The FCA’s Consumer Duty fundamentally changes how financial services firms interact with their customers, setting a higher expectation for customer care. To meet this, many firms require a significant shift in culture and behaviour, where employees consistently focus on generating continuous positive outcomes for customers – this is not just a tick box exercise. This cultural change will be brought about through sustained changes in the everyday decisions and actions people take, with people at all levels taking ownership for decision-making.
Just over six months in, firms are continuing work on embedding the Duty in their ways of working to ensure it is truly sustainable. This requires exploring what it means for their strategy, their business, and their culture.
Consumer Duty requires a sustained change in culture
At KPMG, we believe culture is influenced by purpose, vision and values, and demonstrated in the day-to-day behaviours of people across the organisation; the things they say and do. Their behaviours are directed by the actions and decisions of their leaders and managers and are influenced by training, communications, and how they are incentivised. It’s critical that firms create the right environment and ways of working to minimise barriers to doing the right thing and encourage ‘good’ behaviours. What their teammates and colleagues do or ‘get away with’ is influential – as Steve Gruenert and Todd Whitaker famously said, “The culture of any organisation is the worst behaviour the leader is willing to tolerate”.
How do you know whether your culture supports good customer outcomes?

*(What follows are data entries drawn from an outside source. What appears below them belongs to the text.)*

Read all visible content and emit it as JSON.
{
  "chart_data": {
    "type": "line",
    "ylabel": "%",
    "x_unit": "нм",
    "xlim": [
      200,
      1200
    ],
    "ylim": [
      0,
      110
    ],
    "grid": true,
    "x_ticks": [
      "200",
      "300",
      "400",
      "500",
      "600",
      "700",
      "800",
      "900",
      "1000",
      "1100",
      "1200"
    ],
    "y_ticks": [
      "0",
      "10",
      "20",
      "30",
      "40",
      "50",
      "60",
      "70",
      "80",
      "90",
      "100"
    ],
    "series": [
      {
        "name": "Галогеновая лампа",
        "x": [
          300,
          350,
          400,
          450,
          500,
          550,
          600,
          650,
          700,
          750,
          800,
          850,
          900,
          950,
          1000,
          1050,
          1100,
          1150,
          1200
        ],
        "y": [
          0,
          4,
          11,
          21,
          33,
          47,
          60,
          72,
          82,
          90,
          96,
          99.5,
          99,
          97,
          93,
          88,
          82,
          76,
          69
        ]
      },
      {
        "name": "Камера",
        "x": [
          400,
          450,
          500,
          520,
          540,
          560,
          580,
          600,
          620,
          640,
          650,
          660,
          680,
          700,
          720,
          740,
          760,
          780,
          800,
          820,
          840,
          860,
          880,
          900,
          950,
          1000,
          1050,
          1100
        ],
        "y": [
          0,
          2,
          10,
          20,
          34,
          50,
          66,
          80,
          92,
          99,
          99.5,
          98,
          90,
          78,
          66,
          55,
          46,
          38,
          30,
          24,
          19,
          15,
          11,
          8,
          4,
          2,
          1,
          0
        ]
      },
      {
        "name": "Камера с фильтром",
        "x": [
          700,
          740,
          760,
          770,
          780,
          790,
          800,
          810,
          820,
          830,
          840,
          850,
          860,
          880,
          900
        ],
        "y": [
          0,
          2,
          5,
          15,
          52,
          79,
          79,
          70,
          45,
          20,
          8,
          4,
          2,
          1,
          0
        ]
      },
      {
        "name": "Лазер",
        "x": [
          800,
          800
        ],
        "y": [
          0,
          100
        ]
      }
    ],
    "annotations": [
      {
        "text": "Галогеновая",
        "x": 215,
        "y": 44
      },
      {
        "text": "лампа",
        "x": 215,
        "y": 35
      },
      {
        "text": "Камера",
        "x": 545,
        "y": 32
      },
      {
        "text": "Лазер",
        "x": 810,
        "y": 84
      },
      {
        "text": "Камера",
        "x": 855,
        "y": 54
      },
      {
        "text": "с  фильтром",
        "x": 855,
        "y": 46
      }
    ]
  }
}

Measuring culture is notoriously hard. In relation to the Duty, many organisations either don’t measure it or rely on surveys asking their people to rate their understanding of Consumer Duty. These surveys have a place; but understanding the Duty does not necessarily translate to behaviour and actions on the ground. Many other organisations will opt to evaluate the appropriateness and effectiveness of the things that influence culture like training, communications, performance management and incentives, as these are easier to measure, and data often already exists.
More effective ways to measure whether your culture supports good outcomes is by measuring the decisions and actions people take day-to-day, particularly in circumstances such as our opening scenario where there are competing priorities. Questions about leadership and managerial actions and the level of psychological safety to speak up are also very valuable as they highlight potential barriers to ‘good’ behaviours.

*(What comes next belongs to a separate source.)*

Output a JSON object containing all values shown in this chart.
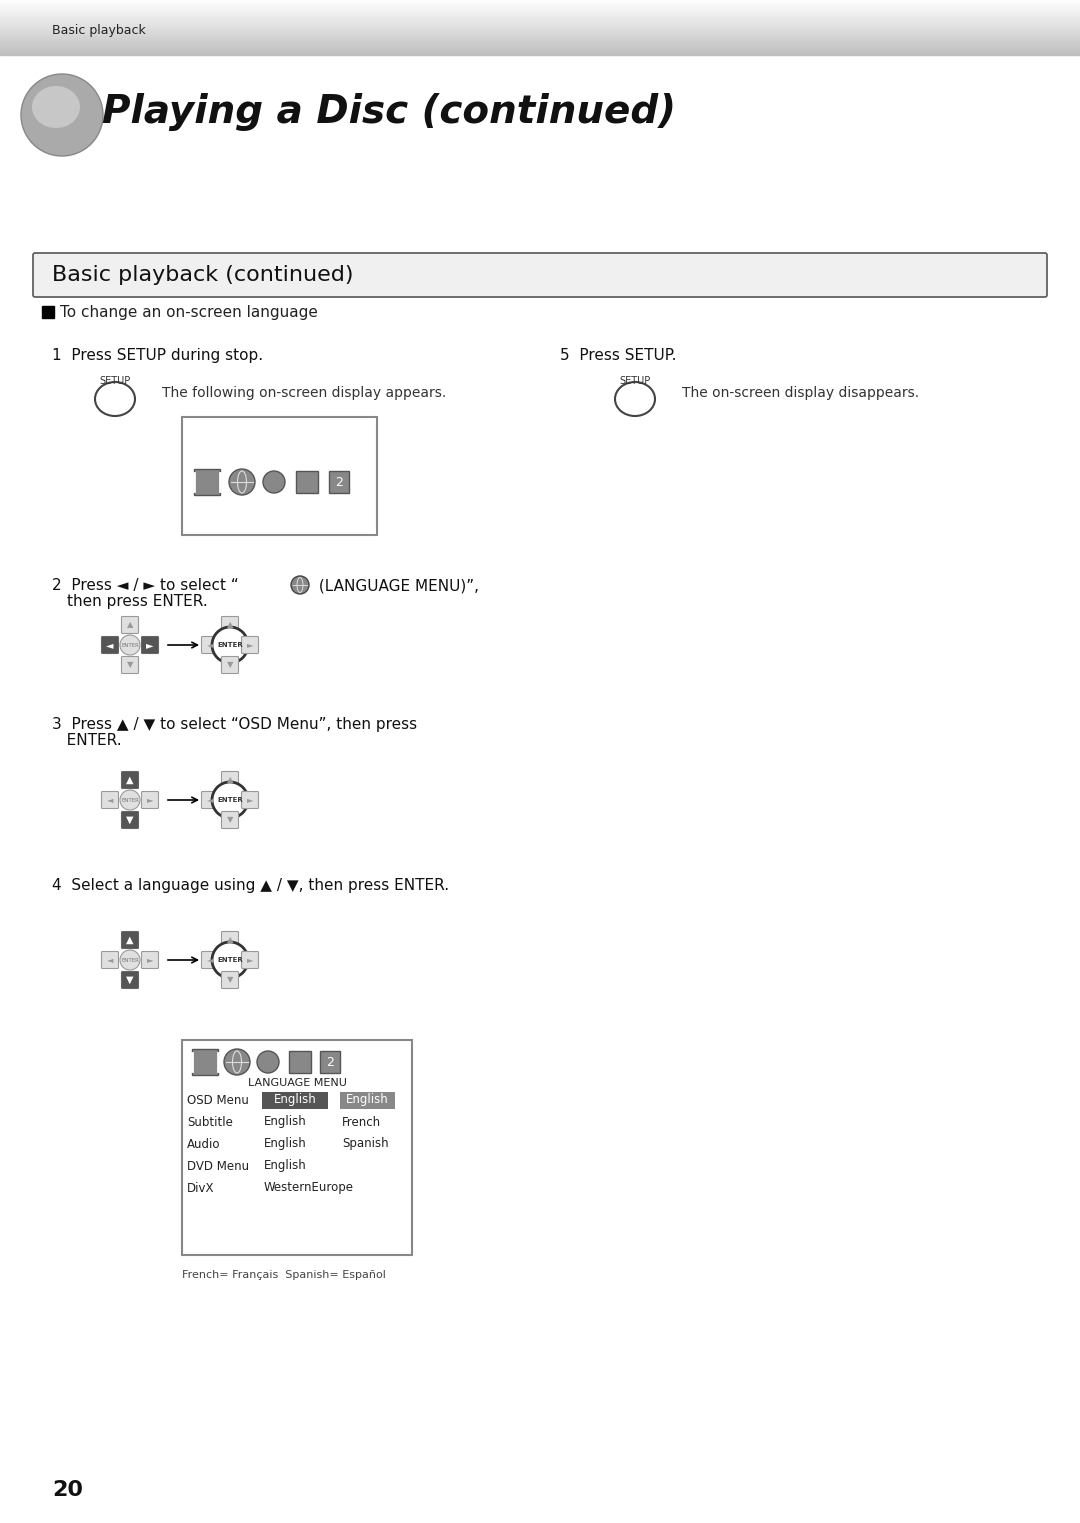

What should organisations focus on now and in the longer term?
Organisations should:
- Baseline their culture in relation to Consumer Duty through reviewing drivers of culture, assessing perception of tone from the top and measuring the actual or perceived behaviours of people across the organisation.
- When conducting Outcomes Testing and carrying out data analytics work, consider whether the underlying root cause is cultural in nature.

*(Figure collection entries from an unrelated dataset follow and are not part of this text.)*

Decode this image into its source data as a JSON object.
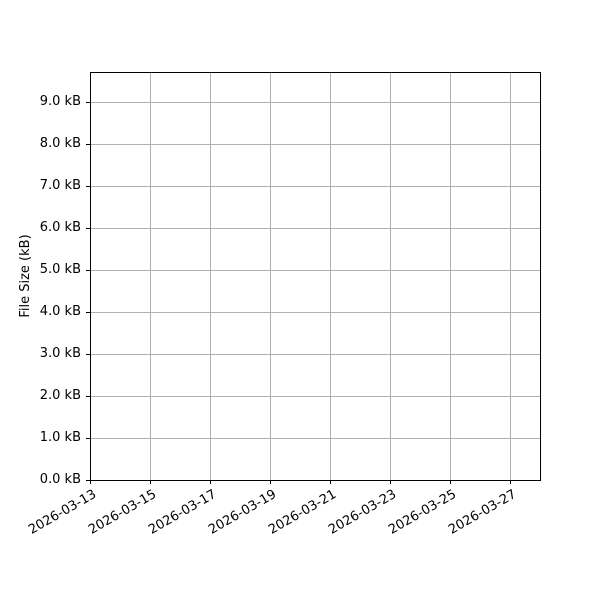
{
  "chart_data": {
    "type": "line",
    "title": "",
    "xlabel": "",
    "ylabel": "File Size (kB)",
    "series": [],
    "x_tick_labels": [
      "2026-03-13",
      "2026-03-15",
      "2026-03-17",
      "2026-03-19",
      "2026-03-21",
      "2026-03-23",
      "2026-03-25",
      "2026-03-27"
    ],
    "y_tick_labels": [
      "0.0 kB",
      "1.0 kB",
      "2.0 kB",
      "3.0 kB",
      "4.0 kB",
      "5.0 kB",
      "6.0 kB",
      "7.0 kB",
      "8.0 kB",
      "9.0 kB"
    ],
    "y_tick_values": [
      0.0,
      1.0,
      2.0,
      3.0,
      4.0,
      5.0,
      6.0,
      7.0,
      8.0,
      9.0
    ],
    "xlim": [
      "2026-03-13",
      "2026-03-28"
    ],
    "ylim": [
      0.0,
      9.71
    ],
    "grid": true,
    "legend": null,
    "colors": {
      "background": "#ffffff",
      "grid": "#b0b0b0",
      "spine": "#000000",
      "tick": "#000000",
      "text": "#000000"
    }
  }
}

- Leverage colleague knowledge of processes and systems to identify barriers to doing the right thing. Removing these barriers from a colleague’s working environment can effect change quickly.
- Continually evolve performance management and reward strategies to ensure the right behaviours are incentivised.
- Seek to understand the degree of psychological safety in your organisation and take action to strengthen it where lower - a topic we will cover in a future blog.